Today, Mick, 37, teaches ASL at Manchester Community College and at Conard and Hall high schools in West Hartford. Rachel, 38, teaches ASL at Naugatuck Valley Community College and Silas Deane Middle School in Wethersfield.

Rachel had to pause her career for a few years when the kids were small because she couldn’t find day care that was prepared to deal with her children’s deafness.

Rachel also works with the Connecticut Coalition Against Domestic Violence. She says people who are deaf lag behind in reading levels, so many can have difficulty navigating wordy internet resources. Reading can be challenging because “listening and speaking is not their first approach to language. And the lack of early intervention comes into play,” Rachel says.

And as for the myth that people with deafness don’t like music?
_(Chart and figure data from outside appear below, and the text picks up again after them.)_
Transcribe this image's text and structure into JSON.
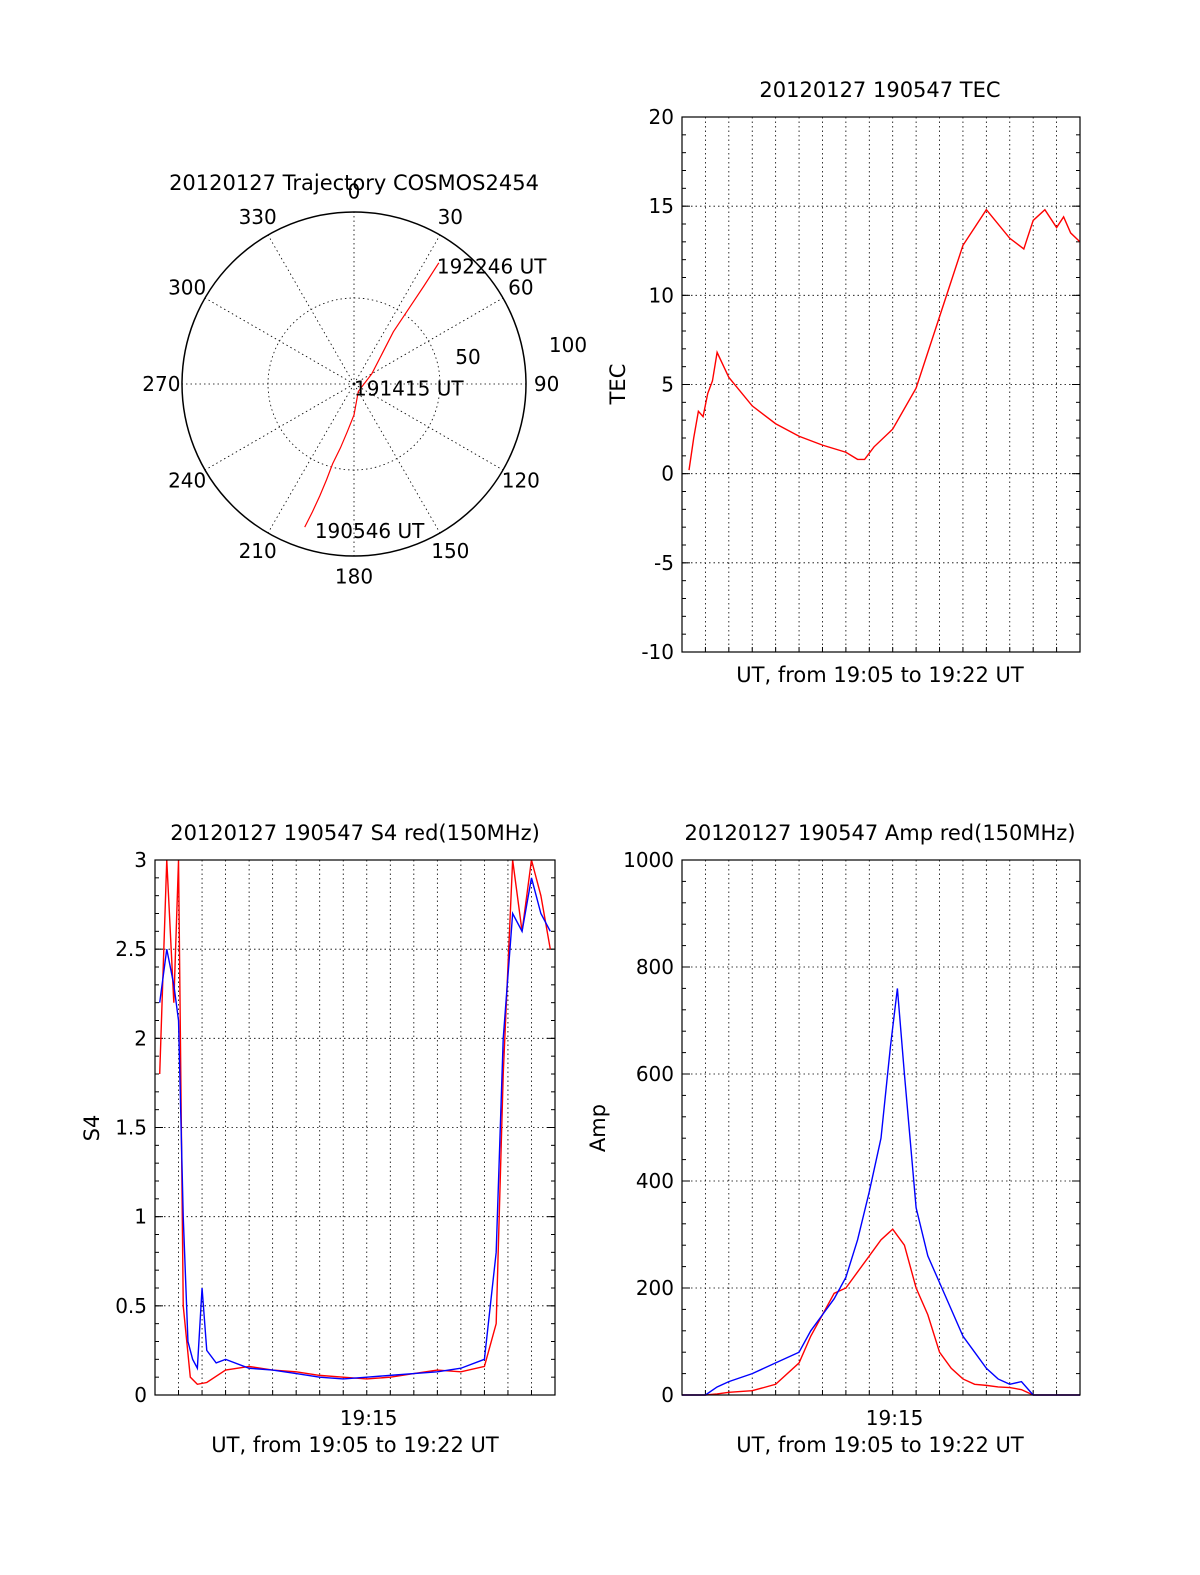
{
  "chart_data": [
    {
      "id": "polar",
      "type": "scatter",
      "title": "20120127 Trajectory COSMOS2454",
      "angle_labels": [
        "0",
        "30",
        "60",
        "90",
        "120",
        "150",
        "180",
        "210",
        "240",
        "270",
        "300",
        "330"
      ],
      "radius_labels": [
        "50",
        "100"
      ],
      "rlim": [
        0,
        100
      ],
      "annotations": [
        {
          "text": "192246 UT",
          "az": 35,
          "r": 84
        },
        {
          "text": "191415 UT",
          "az": 180,
          "r": 2
        },
        {
          "text": "190546 UT",
          "az": 195,
          "r": 88
        }
      ],
      "series": [
        {
          "color": "#ff0000",
          "az": [
            199,
            198,
            197,
            196,
            195,
            192,
            188,
            180,
            150,
            60,
            37,
            36,
            35.5,
            35
          ],
          "r": [
            88,
            78,
            68,
            58,
            48,
            38,
            28,
            18,
            5,
            12,
            38,
            55,
            70,
            86
          ]
        }
      ]
    },
    {
      "id": "tec",
      "type": "line",
      "title": "20120127 190547 TEC",
      "xlabel": "UT, from 19:05 to 19:22 UT",
      "ylabel": "TEC",
      "ylim": [
        -10,
        20
      ],
      "yticks": [
        "-10",
        "-5",
        "0",
        "5",
        "10",
        "15",
        "20"
      ],
      "x_range": [
        0,
        17
      ],
      "grid": true,
      "series": [
        {
          "color": "#ff0000",
          "x": [
            0.3,
            0.5,
            0.7,
            0.9,
            1.1,
            1.3,
            1.5,
            2,
            3,
            4,
            5,
            6,
            7,
            7.5,
            7.8,
            8.2,
            9,
            10,
            11,
            12,
            13,
            14,
            14.6,
            15,
            15.5,
            16,
            16.3,
            16.6,
            17
          ],
          "y": [
            0.2,
            2.0,
            3.5,
            3.2,
            4.5,
            5.2,
            6.8,
            5.4,
            3.8,
            2.8,
            2.1,
            1.6,
            1.2,
            0.8,
            0.8,
            1.5,
            2.5,
            4.8,
            8.8,
            12.8,
            14.8,
            13.2,
            12.6,
            14.2,
            14.8,
            13.8,
            14.4,
            13.5,
            13.0
          ]
        }
      ]
    },
    {
      "id": "s4",
      "type": "line",
      "title": "20120127 190547 S4 red(150MHz)",
      "xlabel": "UT, from 19:05 to 19:22 UT",
      "ylabel": "S4",
      "ylim": [
        0,
        3
      ],
      "yticks": [
        "0",
        "0.5",
        "1",
        "1.5",
        "2",
        "2.5",
        "3"
      ],
      "x_range": [
        0,
        17
      ],
      "xtick_label": "19:15",
      "xtick_value": 9.08,
      "grid": true,
      "series": [
        {
          "color": "#ff0000",
          "x": [
            0.2,
            0.5,
            0.8,
            1.0,
            1.2,
            1.5,
            1.8,
            2.2,
            3,
            4,
            5,
            6,
            7,
            8,
            9,
            10,
            11,
            12,
            13,
            14,
            14.5,
            14.8,
            15.2,
            15.6,
            16,
            16.4,
            16.8
          ],
          "y": [
            1.8,
            3.0,
            2.2,
            3.0,
            0.5,
            0.1,
            0.06,
            0.07,
            0.14,
            0.16,
            0.14,
            0.13,
            0.11,
            0.1,
            0.09,
            0.1,
            0.12,
            0.14,
            0.13,
            0.16,
            0.4,
            1.8,
            3.0,
            2.6,
            3.0,
            2.8,
            2.5
          ]
        },
        {
          "color": "#0000ff",
          "x": [
            0.2,
            0.5,
            0.8,
            1.0,
            1.2,
            1.4,
            1.6,
            1.8,
            2.0,
            2.2,
            2.6,
            3,
            4,
            5,
            6,
            7,
            8,
            9,
            10,
            11,
            12,
            13,
            14,
            14.5,
            14.8,
            15.2,
            15.6,
            16,
            16.4,
            16.8
          ],
          "y": [
            2.2,
            2.5,
            2.3,
            2.1,
            1.0,
            0.3,
            0.2,
            0.15,
            0.6,
            0.25,
            0.18,
            0.2,
            0.15,
            0.14,
            0.12,
            0.1,
            0.09,
            0.1,
            0.11,
            0.12,
            0.13,
            0.15,
            0.2,
            0.8,
            2.0,
            2.7,
            2.6,
            2.9,
            2.7,
            2.6
          ]
        }
      ]
    },
    {
      "id": "amp",
      "type": "line",
      "title": "20120127 190547 Amp red(150MHz)",
      "xlabel": "UT, from 19:05 to 19:22 UT",
      "ylabel": "Amp",
      "ylim": [
        0,
        1000
      ],
      "yticks": [
        "0",
        "200",
        "400",
        "600",
        "800",
        "1000"
      ],
      "x_range": [
        0,
        17
      ],
      "xtick_label": "19:15",
      "xtick_value": 9.08,
      "grid": true,
      "series": [
        {
          "color": "#ff0000",
          "x": [
            0,
            1,
            1.5,
            2,
            3,
            4,
            5,
            5.5,
            6,
            6.5,
            7,
            7.5,
            8,
            8.5,
            9,
            9.5,
            10,
            10.5,
            11,
            11.5,
            12,
            12.5,
            13,
            13.5,
            14,
            14.5,
            15,
            15.5,
            17
          ],
          "y": [
            0,
            0,
            2,
            5,
            8,
            20,
            60,
            110,
            150,
            190,
            200,
            230,
            260,
            290,
            310,
            280,
            200,
            150,
            80,
            50,
            30,
            20,
            18,
            15,
            14,
            10,
            0,
            0,
            0
          ]
        },
        {
          "color": "#0000ff",
          "x": [
            0,
            1,
            1.5,
            2,
            3,
            4,
            5,
            5.5,
            6,
            6.5,
            7,
            7.5,
            8,
            8.5,
            8.9,
            9.2,
            9.5,
            10,
            10.5,
            11,
            11.5,
            12,
            12.5,
            13,
            13.5,
            14,
            14.5,
            15,
            15.5,
            17
          ],
          "y": [
            0,
            0,
            15,
            25,
            40,
            60,
            80,
            120,
            150,
            180,
            220,
            290,
            380,
            480,
            650,
            760,
            600,
            350,
            260,
            210,
            160,
            110,
            80,
            50,
            30,
            20,
            25,
            0,
            0,
            0
          ]
        }
      ]
    }
  ]
}
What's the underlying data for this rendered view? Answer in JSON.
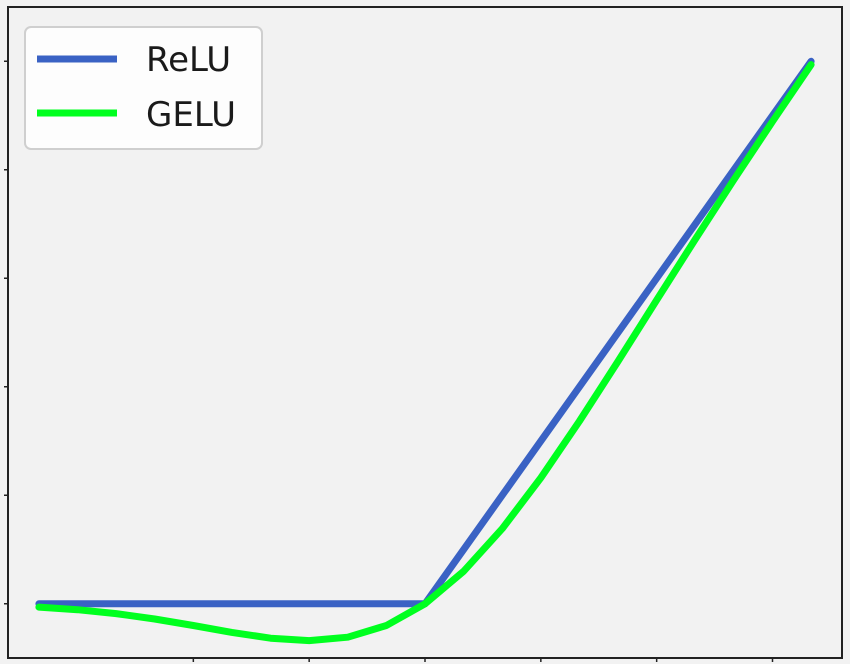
{
  "chart_data": {
    "type": "line",
    "title": "",
    "xlabel": "",
    "ylabel": "",
    "xlim": [
      -2.7,
      2.7
    ],
    "ylim": [
      -0.25,
      2.75
    ],
    "grid": false,
    "legend_position": "top-left",
    "series": [
      {
        "name": "ReLU",
        "color": "#3a62c4",
        "x": [
          -2.5,
          0,
          2.5
        ],
        "y": [
          0,
          0,
          2.5
        ]
      },
      {
        "name": "GELU",
        "color": "#00ff1f",
        "x": [
          -2.5,
          -2.25,
          -2,
          -1.75,
          -1.5,
          -1.25,
          -1,
          -0.75,
          -0.5,
          -0.25,
          0,
          0.25,
          0.5,
          0.75,
          1,
          1.25,
          1.5,
          1.75,
          2,
          2.25,
          2.5
        ],
        "y": [
          -0.0155,
          -0.0275,
          -0.0455,
          -0.0701,
          -0.1002,
          -0.1322,
          -0.1587,
          -0.17,
          -0.1543,
          -0.1003,
          0,
          0.1497,
          0.3457,
          0.58,
          0.8413,
          1.1178,
          1.3998,
          1.6799,
          1.9545,
          2.2225,
          2.4845
        ]
      }
    ]
  }
}
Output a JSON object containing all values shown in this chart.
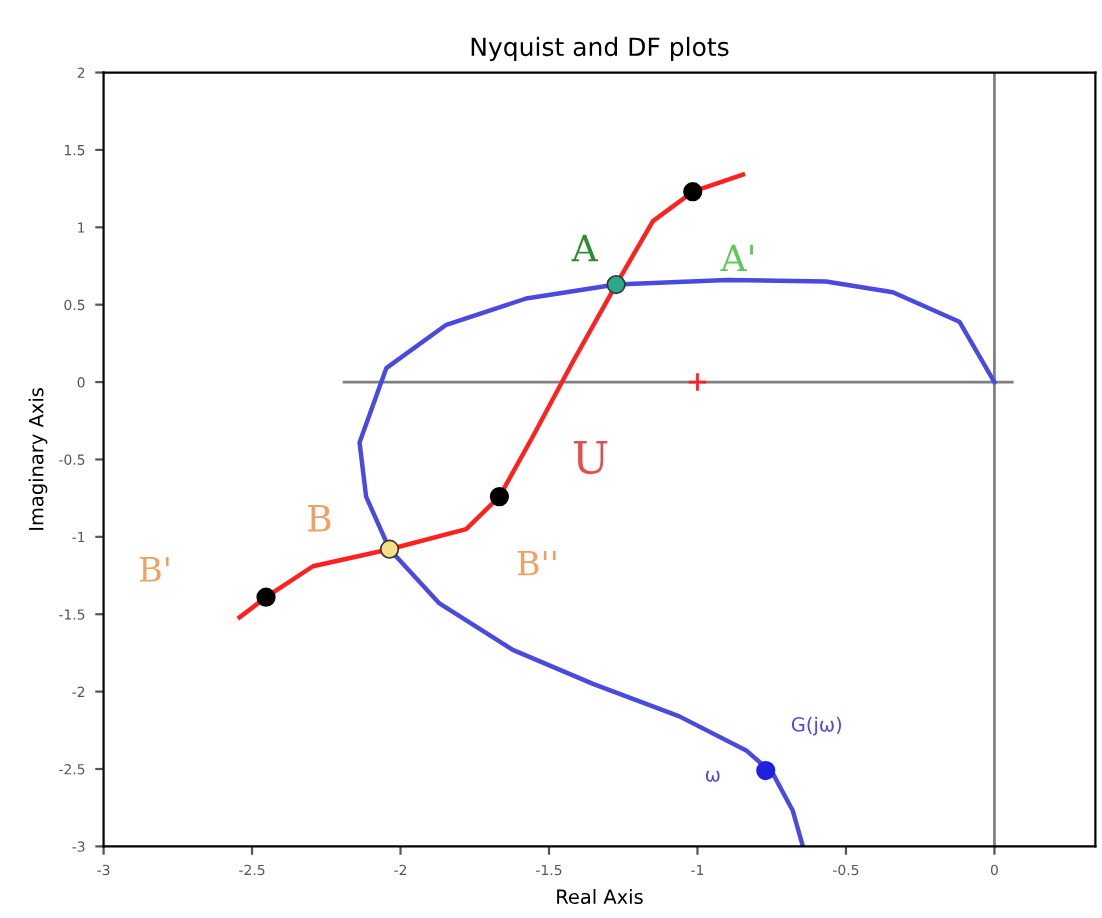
{
  "chart_data": {
    "type": "line",
    "title": "Nyquist and DF plots",
    "xlabel": "Real Axis",
    "ylabel": "Imaginary Axis",
    "xlim": [
      -3,
      0.34
    ],
    "ylim": [
      -3,
      2
    ],
    "xticks": [
      -3,
      -2.5,
      -2,
      -1.5,
      -1,
      -0.5,
      0
    ],
    "yticks": [
      -3,
      -2.5,
      -2,
      -1.5,
      -1,
      -0.5,
      0,
      0.5,
      1,
      1.5,
      2
    ],
    "grid": false,
    "legend": false,
    "ref_lines": [
      {
        "axis": "x",
        "value": 0,
        "color": "#808080"
      }
    ],
    "series": [
      {
        "color": "#808080",
        "x": [
          -2.19,
          0.06
        ],
        "values": [
          0,
          0
        ]
      },
      {
        "color": "#4a4adf",
        "x": [
          0,
          -0.118,
          -0.342,
          -0.567,
          -0.9,
          -1.274,
          -1.577,
          -1.846,
          -2.048,
          -2.138,
          -2.116,
          -2.037,
          -1.869,
          -1.622,
          -1.352,
          -1.061,
          -0.836,
          -0.746,
          -0.679,
          -0.645
        ],
        "values": [
          0,
          0.39,
          0.58,
          0.65,
          0.66,
          0.63,
          0.54,
          0.37,
          0.09,
          -0.39,
          -0.74,
          -1.08,
          -1.43,
          -1.73,
          -1.95,
          -2.16,
          -2.38,
          -2.53,
          -2.77,
          -3.0
        ]
      },
      {
        "color": "#ff2020",
        "x": [
          -2.542,
          -2.453,
          -2.295,
          -2.037,
          -1.779,
          -1.667,
          -1.554,
          -1.42,
          -1.274,
          -1.15,
          -1.016,
          -0.847
        ],
        "values": [
          -1.52,
          -1.39,
          -1.19,
          -1.08,
          -0.95,
          -0.74,
          -0.35,
          0.13,
          0.63,
          1.04,
          1.23,
          1.34
        ]
      },
      {
        "type": "scatter",
        "marker": "circle",
        "color": "#000000",
        "x": [
          -2.453,
          -1.667,
          -1.016
        ],
        "values": [
          -1.39,
          -0.74,
          1.23
        ]
      },
      {
        "type": "scatter",
        "marker": "circle",
        "colors": [
          "#2aa88a",
          "#f5e08a"
        ],
        "x": [
          -1.274,
          -2.037
        ],
        "values": [
          0.63,
          -1.08
        ]
      },
      {
        "type": "scatter",
        "marker": "circle",
        "color": "#2020e0",
        "x": [
          -0.77
        ],
        "values": [
          -2.51
        ]
      },
      {
        "type": "scatter",
        "marker": "cross",
        "color": "#ff2020",
        "x": [
          -1.0
        ],
        "values": [
          0
        ]
      }
    ],
    "annotations": [
      {
        "text": "A",
        "x": -1.274,
        "y": 0.63
      },
      {
        "text": "A'",
        "x": -1.016,
        "y": 1.23
      },
      {
        "text": "U",
        "x": -1.554,
        "y": -0.35
      },
      {
        "text": "B''",
        "x": -1.667,
        "y": -0.74
      },
      {
        "text": "B",
        "x": -2.037,
        "y": -1.08
      },
      {
        "text": "B'",
        "x": -2.453,
        "y": -1.39
      },
      {
        "text": "G(jω)",
        "x": -0.77,
        "y": -2.51
      },
      {
        "text": "ω",
        "x": -0.77,
        "y": -2.51
      }
    ]
  }
}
Try telling that to Rachel, who took Faith to see Taylor Swift. They sat near the stage to feel the vibrations. Seats that close to the stage go for top dollar, so the family can rarely go to concerts together. They say that movie theaters with on-screen captioning are difficult to find, as well, so they usually wait for movies to come out on DVD.

Last week, Mick saw Pearl Jam at Fenway Park. He sat near the stage, too. The lead singer, Eddie Vedder, wrote out the set list and gave it to him.

Mick proudly shows off his set-list selfie on his iPhone. “The awareness is there and it keeps getting better and better,” he says.

BORN THIS WAY PRESENTS: DEAF OUT LOUD will be shown on Wednesday, Sept. 12 at 8 p.m. on A&E. aetv.com/specials/deaf-out-loud.